Although the filing obligations are imposed on the shareholder or insider, not the company, the SEC has always used the proxy rules (which are imposed on the company) to cause the company to ensure that its insiders are making the filings. These rules require that annual proxy statements contain specific disclosure of the insiders’ filing delinquencies over the past year. The six companies charged by the SEC failed to include those disclosures in their proxies. The policy behind this requirement is that companies will be so embarrassed by disclosure of delinquencies that they will ensure that the insiders comply. In the real world, however, among the small percentage of investors who actually read proxy statements, an even smaller proportion focus on this delinquency disclosure, buried near the end, or would even know what it meant if forced to read it. This enforcement action by the SEC can be read as an acknowledgement that the company embarrassment factor isn’t doing the trick.
The message to insiders is to pay attention to the obligations and get it done. For companies, even though they’re essentially not at risk if they make the proper disclosure in the proxy, as a practical matter the system works best when they put into place internal protocols to assist their insiders in making prompt filings.
Steven M. Davidoff, the New York Times DealBook’s Deal Professor, has a good outline of the various unforeseen consequences of Regulation FD that have unfolded since its adoption by the SEC in 2000. Reg FD was intended to combat the practice by public companies of providing material information selectively to favored contacts, such as investment bank analysts, which provided a trading edge to the clients of the banks over small investors who didn’t have access to such information. Much like the laws against insider trading, which some argue is a victimless crime, Reg FD is intended to create a level playing field for all investors, because if the general sense among the public is that the equity markets are rigged against the little guy, the small investors will stay away from investing and thereby lose out on its long term gains.
Davidoff’s litany of problems with Reg FD, including decreased analyst coverage of public companies and the difficulties in controlling what is said on social media, are real and need to be addressed. He ultimately questions whether we even need the rule and speaks of the old days, where information was filtered through the analysts, with nostalgia. However, in so many other areas of life, the advent of improved communications technology has served to eliminate middlemen, saving costs for everyone. Are we really advocating, in an era of unprecedented amounts of available information about public companies, that investors need to pay a third party for their expertise, or otherwise not participate?
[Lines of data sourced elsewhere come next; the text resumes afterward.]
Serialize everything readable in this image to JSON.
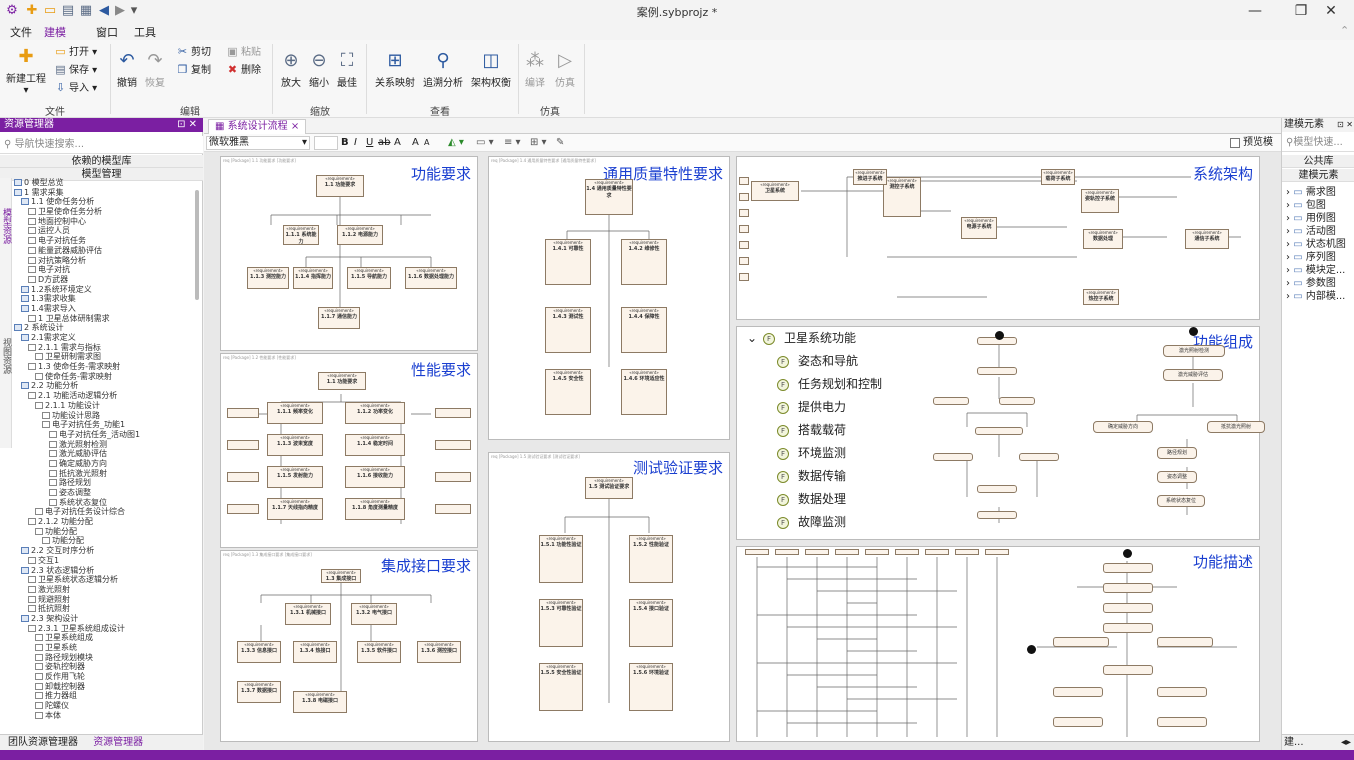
{
  "window": {
    "title": "案例.sybprojz *",
    "minimize": "—",
    "restore": "❐",
    "close": "✕"
  },
  "quickaccess": [
    "⚙",
    "✚",
    "▭",
    "▤",
    "▦",
    "◀",
    "▶",
    "▾"
  ],
  "menu": {
    "items": [
      "文件",
      "建模",
      "窗口",
      "工具"
    ],
    "active": "建模"
  },
  "ribbon": {
    "file_group": {
      "label": "文件",
      "new": "新建工程",
      "open": "打开",
      "save": "保存",
      "import": "导入"
    },
    "edit_group": {
      "label": "编辑",
      "undo": "撤销",
      "redo": "恢复",
      "cut": "剪切",
      "copy": "复制",
      "paste": "粘贴",
      "delete": "删除"
    },
    "zoom_group": {
      "label": "缩放",
      "zoomin": "放大",
      "zoomout": "缩小",
      "fit": "最佳"
    },
    "view_group": {
      "label": "查看",
      "relmap": "关系映射",
      "trace": "追溯分析",
      "tradeoff": "架构权衡"
    },
    "sim_group": {
      "label": "仿真",
      "compile": "编译",
      "simulate": "仿真"
    }
  },
  "left": {
    "title": "资源管理器",
    "search_placeholder": "导航快速搜索...",
    "header1": "依赖的模型库",
    "header2": "模型管理",
    "vtabs": [
      "模型资源",
      "视图资源"
    ],
    "tree": [
      {
        "d": 0,
        "t": "0 模型总览"
      },
      {
        "d": 0,
        "t": "1 需求采集"
      },
      {
        "d": 1,
        "t": "1.1 使命任务分析"
      },
      {
        "d": 2,
        "t": "卫星使命任务分析"
      },
      {
        "d": 2,
        "t": "地面控制中心"
      },
      {
        "d": 2,
        "t": "运控人员"
      },
      {
        "d": 2,
        "t": "电子对抗任务"
      },
      {
        "d": 2,
        "t": "能量武器威胁评估"
      },
      {
        "d": 2,
        "t": "对抗策略分析"
      },
      {
        "d": 2,
        "t": "电子对抗"
      },
      {
        "d": 2,
        "t": "D方武器"
      },
      {
        "d": 1,
        "t": "1.2系统环境定义"
      },
      {
        "d": 1,
        "t": "1.3需求收集"
      },
      {
        "d": 1,
        "t": "1.4需求导入"
      },
      {
        "d": 2,
        "t": "1 卫星总体研制需求"
      },
      {
        "d": 0,
        "t": "2 系统设计"
      },
      {
        "d": 1,
        "t": "2.1需求定义"
      },
      {
        "d": 2,
        "t": "2.1.1 需求与指标"
      },
      {
        "d": 3,
        "t": "卫星研制需求图"
      },
      {
        "d": 2,
        "t": "1.3 使命任务-需求映射"
      },
      {
        "d": 3,
        "t": "使命任务-需求映射"
      },
      {
        "d": 1,
        "t": "2.2 功能分析"
      },
      {
        "d": 2,
        "t": "2.1 功能活动逻辑分析"
      },
      {
        "d": 3,
        "t": "2.1.1 功能设计"
      },
      {
        "d": 4,
        "t": "功能设计思路"
      },
      {
        "d": 4,
        "t": "电子对抗任务_功能1"
      },
      {
        "d": 5,
        "t": "电子对抗任务_活动图1"
      },
      {
        "d": 5,
        "t": "激光照射检测"
      },
      {
        "d": 5,
        "t": "激光威胁评估"
      },
      {
        "d": 5,
        "t": "确定威胁方向"
      },
      {
        "d": 5,
        "t": "抵抗激光照射"
      },
      {
        "d": 5,
        "t": "路径规划"
      },
      {
        "d": 5,
        "t": "姿态调整"
      },
      {
        "d": 5,
        "t": "系统状态复位"
      },
      {
        "d": 3,
        "t": "电子对抗任务设计综合"
      },
      {
        "d": 2,
        "t": "2.1.2 功能分配"
      },
      {
        "d": 3,
        "t": "功能分配"
      },
      {
        "d": 4,
        "t": "功能分配"
      },
      {
        "d": 1,
        "t": "2.2 交互时序分析"
      },
      {
        "d": 2,
        "t": "交互1"
      },
      {
        "d": 1,
        "t": "2.3 状态逻辑分析"
      },
      {
        "d": 2,
        "t": "卫星系统状态逻辑分析"
      },
      {
        "d": 2,
        "t": "激光照射"
      },
      {
        "d": 2,
        "t": "规避照射"
      },
      {
        "d": 2,
        "t": "抵抗照射"
      },
      {
        "d": 1,
        "t": "2.3 架构设计"
      },
      {
        "d": 2,
        "t": "2.3.1 卫星系统组成设计"
      },
      {
        "d": 3,
        "t": "卫星系统组成"
      },
      {
        "d": 3,
        "t": "卫星系统"
      },
      {
        "d": 3,
        "t": "路径规划模块"
      },
      {
        "d": 3,
        "t": "姿轨控制器"
      },
      {
        "d": 3,
        "t": "反作用飞轮"
      },
      {
        "d": 3,
        "t": "卸载控制器"
      },
      {
        "d": 3,
        "t": "推力器组"
      },
      {
        "d": 3,
        "t": "陀螺仪"
      },
      {
        "d": 3,
        "t": "本体"
      }
    ],
    "bottom_tabs": [
      "团队资源管理器",
      "资源管理器"
    ]
  },
  "doc": {
    "tab": "系统设计流程",
    "font": "微软雅黑",
    "fmt": [
      "B",
      "I",
      "U",
      "ab",
      "A",
      "A",
      "A"
    ],
    "preview": "预览模式",
    "frames": {
      "f1": {
        "label": "功能要求",
        "hdr": "req [Package] 1.1 功能要求 [功能要求]"
      },
      "f2": {
        "label": "性能要求",
        "hdr": "req [Package] 1.2 性能要求 [性能要求]"
      },
      "f3": {
        "label": "集成接口要求",
        "hdr": "req [Package] 1.3 集成接口要求 [集成接口要求]"
      },
      "f4": {
        "label": "通用质量特性要求",
        "hdr": "req [Package] 1.4 通用质量特性要求 [通用质量特性要求]"
      },
      "f5": {
        "label": "测试验证要求",
        "hdr": "req [Package] 1.5 测试验证要求 [测试验证要求]"
      },
      "f6": {
        "label": "系统架构"
      },
      "f7": {
        "label": "功能组成"
      },
      "f8": {
        "label": "功能描述"
      }
    },
    "boxes_f1": [
      "1.1 功能要求",
      "1.1.1 系统能力",
      "1.1.2 电源能力",
      "1.1.3 测控能力",
      "1.1.4 指挥能力",
      "1.1.5 导航能力",
      "1.1.6 数据处理能力",
      "1.1.7 通信能力"
    ],
    "boxes_f2": [
      "1.1 功能要求",
      "1.1.1 频率变化",
      "1.1.2 功率变化",
      "1.1.3 波束宽度",
      "1.1.4 稳定时间",
      "1.1.5 发射能力",
      "1.1.6 接收能力",
      "1.1.7 天线指向精度",
      "1.1.8 角度测量精度"
    ],
    "boxes_f3": [
      "1.3 集成接口",
      "1.3.1 机械接口",
      "1.3.2 电气接口",
      "1.3.3 信息接口",
      "1.3.4 热接口",
      "1.3.5 软件接口",
      "1.3.6 测控接口",
      "1.3.7 数据接口",
      "1.3.8 电磁接口"
    ],
    "boxes_f4": [
      "1.4 通用质量特性要求",
      "1.4.1 可靠性",
      "1.4.2 维修性",
      "1.4.3 测试性",
      "1.4.4 保障性",
      "1.4.5 安全性",
      "1.4.6 环境适应性"
    ],
    "boxes_f5": [
      "1.5 测试验证要求",
      "1.5.1 功能性验证",
      "1.5.2 性能验证",
      "1.5.3 可靠性验证",
      "1.5.4 接口验证",
      "1.5.5 安全性验证",
      "1.5.6 环境验证"
    ],
    "boxes_f6": [
      "卫星系统",
      "测控子系统",
      "电源子系统",
      "姿轨控子系统",
      "数据处理",
      "通信子系统",
      "热控子系统",
      "推进子系统",
      "载荷子系统"
    ],
    "func_tree": [
      "卫星系统功能",
      "姿态和导航",
      "任务规划和控制",
      "提供电力",
      "搭载载荷",
      "环境监测",
      "数据传输",
      "数据处理",
      "故障监测"
    ],
    "act_f7": [
      "激光照射检测",
      "激光威胁评估",
      "确定威胁方向",
      "抵抗激光照射",
      "路径规划",
      "姿态调整",
      "系统状态复位"
    ]
  },
  "right": {
    "title": "建模元素",
    "search_placeholder": "模型快速...",
    "hdr1": "公共库",
    "hdr2": "建模元素",
    "items": [
      "需求图",
      "包图",
      "用例图",
      "活动图",
      "状态机图",
      "序列图",
      "模块定...",
      "参数图",
      "内部模..."
    ],
    "bottom": "建..."
  },
  "colors": {
    "accent": "#7b1fa2",
    "label": "#1a3fd0",
    "box": "#fbf3ea"
  }
}
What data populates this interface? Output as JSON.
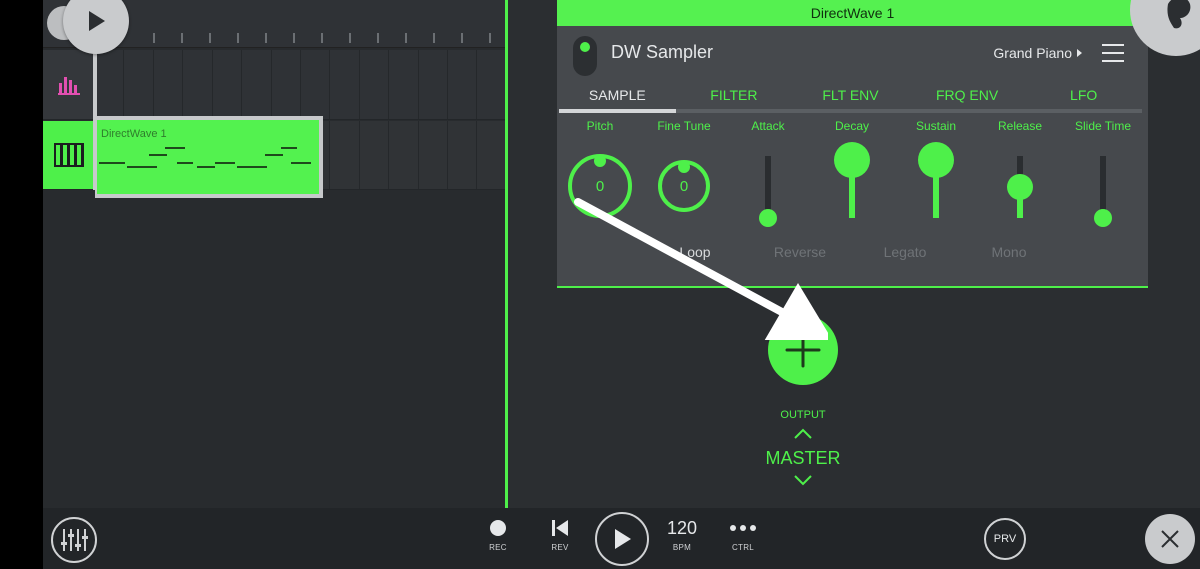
{
  "playlist": {
    "clip_label": "DirectWave 1"
  },
  "plugin": {
    "window_title": "DirectWave 1",
    "name": "DW Sampler",
    "preset": "Grand Piano",
    "tabs": [
      {
        "label": "SAMPLE",
        "active": true
      },
      {
        "label": "FILTER",
        "active": false
      },
      {
        "label": "FLT ENV",
        "active": false
      },
      {
        "label": "FRQ ENV",
        "active": false
      },
      {
        "label": "LFO",
        "active": false
      }
    ],
    "controls": {
      "pitch": {
        "label": "Pitch",
        "value": "0"
      },
      "fine_tune": {
        "label": "Fine Tune",
        "value": "0"
      },
      "attack": {
        "label": "Attack",
        "level": 0.0
      },
      "decay": {
        "label": "Decay",
        "level": 1.0
      },
      "sustain": {
        "label": "Sustain",
        "level": 1.0
      },
      "release": {
        "label": "Release",
        "level": 0.5
      },
      "slide_time": {
        "label": "Slide Time",
        "level": 0.0
      }
    },
    "toggles": [
      {
        "label": "Loop",
        "on": true
      },
      {
        "label": "Reverse",
        "on": false
      },
      {
        "label": "Legato",
        "on": false
      },
      {
        "label": "Mono",
        "on": false
      }
    ]
  },
  "output": {
    "label": "OUTPUT",
    "target": "MASTER"
  },
  "transport": {
    "rec": "REC",
    "rev": "REV",
    "bpm_value": "120",
    "bpm": "BPM",
    "ctrl": "CTRL",
    "prv": "PRV"
  },
  "colors": {
    "accent": "#4ef04a",
    "background": "#2a2d30",
    "panel": "#46494d"
  }
}
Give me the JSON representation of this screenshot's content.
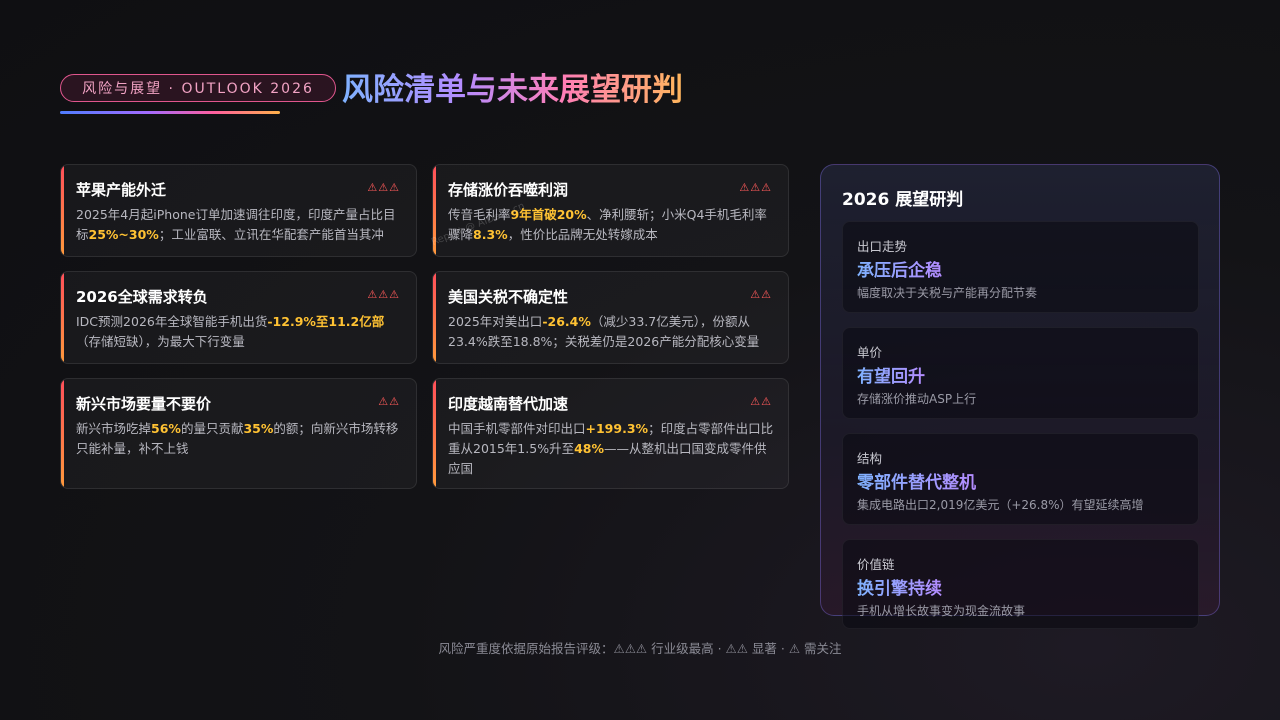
{
  "header": {
    "tag": "风险与展望 · OUTLOOK 2026",
    "title": "风险清单与未来展望研判"
  },
  "risks": [
    {
      "title": "苹果产能外迁",
      "severity": "⚠⚠⚠",
      "level": 3,
      "body": [
        {
          "t": "2025年4月起iPhone订单加速调往印度，印度产量占比目标"
        },
        {
          "t": "25%~30%",
          "h": true
        },
        {
          "t": "；工业富联、立讯在华配套产能首当其冲"
        }
      ]
    },
    {
      "title": "存储涨价吞噬利润",
      "severity": "⚠⚠⚠",
      "level": 3,
      "body": [
        {
          "t": "传音毛利率"
        },
        {
          "t": "9年首破20%",
          "h": true
        },
        {
          "t": "、净利腰斩；小米Q4手机毛利率骤降"
        },
        {
          "t": "8.3%",
          "h": true
        },
        {
          "t": "，性价比品牌无处转嫁成本"
        }
      ]
    },
    {
      "title": "2026全球需求转负",
      "severity": "⚠⚠⚠",
      "level": 3,
      "body": [
        {
          "t": "IDC预测2026年全球智能手机出货"
        },
        {
          "t": "-12.9%至11.2亿部",
          "h": true
        },
        {
          "t": "（存储短缺），为最大下行变量"
        }
      ]
    },
    {
      "title": "美国关税不确定性",
      "severity": "⚠⚠",
      "level": 2,
      "body": [
        {
          "t": "2025年对美出口"
        },
        {
          "t": "-26.4%",
          "h": true
        },
        {
          "t": "（减少33.7亿美元），份额从23.4%跌至18.8%；关税差仍是2026产能分配核心变量"
        }
      ]
    },
    {
      "title": "新兴市场要量不要价",
      "severity": "⚠⚠",
      "level": 2,
      "body": [
        {
          "t": "新兴市场吃掉"
        },
        {
          "t": "56%",
          "h": true
        },
        {
          "t": "的量只贡献"
        },
        {
          "t": "35%",
          "h": true
        },
        {
          "t": "的额；向新兴市场转移只能补量，补不上钱"
        }
      ]
    },
    {
      "title": "印度越南替代加速",
      "severity": "⚠⚠",
      "level": 2,
      "body": [
        {
          "t": "中国手机零部件对印出口"
        },
        {
          "t": "+199.3%",
          "h": true
        },
        {
          "t": "；印度占零部件出口比重从2015年1.5%升至"
        },
        {
          "t": "48%",
          "h": true
        },
        {
          "t": "——从整机出口国变成零件供应国"
        }
      ]
    }
  ],
  "outlook": {
    "title": "2026 展望研判",
    "items": [
      {
        "label": "出口走势",
        "value": "承压后企稳",
        "desc": "幅度取决于关税与产能再分配节奏"
      },
      {
        "label": "单价",
        "value": "有望回升",
        "desc": "存储涨价推动ASP上行"
      },
      {
        "label": "结构",
        "value": "零部件替代整机",
        "desc": "集成电路出口2,019亿美元（+26.8%）有望延续高增"
      },
      {
        "label": "价值链",
        "value": "换引擎持续",
        "desc": "手机从增长故事变为现金流故事"
      }
    ]
  },
  "footer": "风险严重度依据原始报告评级：⚠⚠⚠ 行业级最高 · ⚠⚠ 显著 · ⚠ 需关注",
  "watermark": "Report @ AIDeck.cn",
  "colors": {
    "highlight": "#ffc233",
    "severity": "#ff5a5a",
    "accent_from": "#7fb2ff",
    "accent_to": "#ffb65c"
  }
}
I would argue that the basic concept behind Reg FD – that companies need to avoid selective disclosure to preserve a general sense among investors that they have equal access to information – is worth preserving. The goal of the SEC should be to adapt and tailor its rule for the new realities. For example, instead of using the Netflix CEO’s Facebook post as a teachable moment showing that Reg FD applies to social media posts (as described in the Davidoff piece), instead acknowledge that it’s tough for companies to monitor this kind of thing and apply a more lenient standard to insider social media posts than the harsh disclose-immediately-or-else standard applied to company statements. Under a more relaxed standard, there would be a violation only if the social media posts were part of a coordinated effort to evade Reg FD, not an innocent bit of bragging as appeared to be the case with Netflix.